Jeśli wszyscy będziemy się koncentrowali na swoich partykularnych interesach to w mieście nic nie powstanie. Każdemu będzie coś przeszkadzać - boisko, plac, parking, market, itd. Świat wokół nas nie jest statyczny a jego immanentną cechą jest zmiana. Dlatego kiedy obserwuje wzburzenie mieszkańców, którzy protestują wobec zbyt bliskiego od ich domostw przebiegu planowanej obwodnicy zachodniej, to zastanawiam się dlaczego czasami chcemy być bardziej uprzywilejowani od innych?
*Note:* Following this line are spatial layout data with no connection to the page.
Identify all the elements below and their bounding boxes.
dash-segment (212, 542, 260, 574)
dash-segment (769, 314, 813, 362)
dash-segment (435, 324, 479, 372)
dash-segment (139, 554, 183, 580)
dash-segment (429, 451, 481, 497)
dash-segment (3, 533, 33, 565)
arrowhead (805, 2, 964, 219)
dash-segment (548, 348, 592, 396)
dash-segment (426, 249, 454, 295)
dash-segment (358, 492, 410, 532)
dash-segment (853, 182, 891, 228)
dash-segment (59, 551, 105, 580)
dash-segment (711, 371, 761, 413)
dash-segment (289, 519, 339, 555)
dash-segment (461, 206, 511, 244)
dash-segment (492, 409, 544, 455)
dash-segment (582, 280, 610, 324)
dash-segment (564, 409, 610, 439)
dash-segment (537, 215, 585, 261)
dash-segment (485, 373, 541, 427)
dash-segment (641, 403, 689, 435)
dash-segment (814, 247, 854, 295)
Gdybym był burmistrzem Chojnic, a mieszkańcy nie chcieliby przebiegu takiej obwodnicy koło swoich domostw (pomimo, że ta obwodnica będzie w interesie większej części mieszkańców, aniżeli liczba tych, którzy sąsiadować będą z planowaną obwodnicą), to przychyliłbym się do stanowiska takich mieszkańców aby oddalić od nich obwodnicę pod jednym warunkiem - że porzucą ruch swoimi samochodami osobowymi na terenie miasta i przerzucą się na rowery i komunikację miejską. Skoro chcą komfortu i spokoju, braku spalin i aut koło swoich domostw, to możemy zaczynajmy takie żądania od stawiania swoją postawą wzoru i drogowskazu dla wszystkich?
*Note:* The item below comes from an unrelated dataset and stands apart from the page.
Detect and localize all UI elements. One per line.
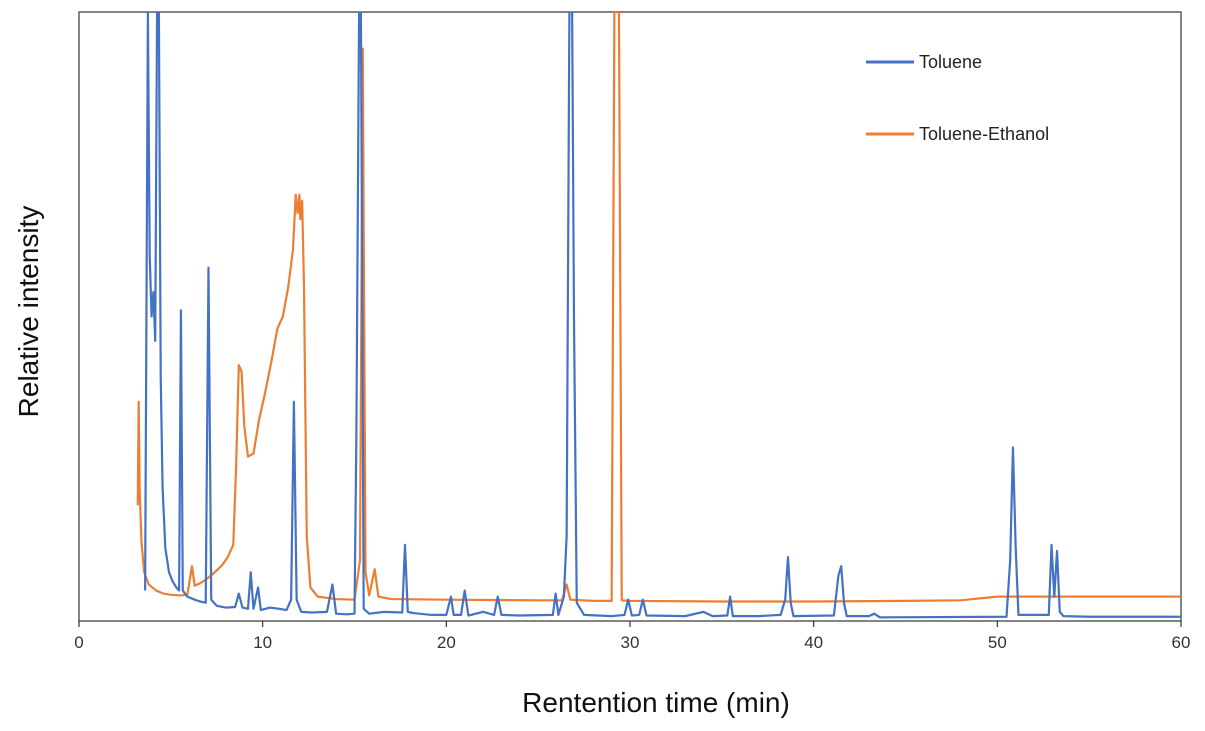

Dylematy moralne - bo tak trzeba je nazwać związane z inwestycjami publicznymi nie mogą być rozwiązywane przez pryzmat interesów mniejszości zainteresowanej komfortem swojego życia. Czasami musimy wyjść ze schematu myślenia jedynie kategoriami interesów własnych - partykularnych, aby zrozumieć, że Miasto to wspólnota. Dobro wspólne, to nie dobro kończące się na tej czy innej działce. Jeśli nie będziemy zdolni do ustępstw, to wywołamy konflikty i zmarnujemy energię, której Chojnice i chojniczanie potrzebują dla wypracowania dróg rozwoju w bardzo dynamicznie zmieniającym się świecie. Jeśli nie będziemy zdolni zgodnie przeprowadzać inwestycji na terenie Miasta, to tracimy czas w którym inni inwestują i rozwijają się. Za chwilę znajdziemy sie w sytuacji takich miast "upadających" jak Grudziądz, Słupsk, albo małe i średnie miasta Pomorza o których zapomnieli już nawet "wszyscy święci".
Jeśli ktoś wybudował sobie dom na Osiedlu X i nie chce obwodnicy, ale jak dojeżdża do Miasta do pracy to narzeka na korki i chciałby z jednej strony zachować i ciszę wokół domu i zlikwidować korki - to gratuluję bezmyślności. Proponuję też rozwiązanie - koniec z autami, przesiądźmy się na rowery i autobusy (którymi przejazdy w mieście powinny być darmowe). Przestańmy budować parkinigi w mieście, zacznijmy się ruszać i ograniczać wydzielanie spalin. Taka postawa wyjdzie wszystkim na zdrowie!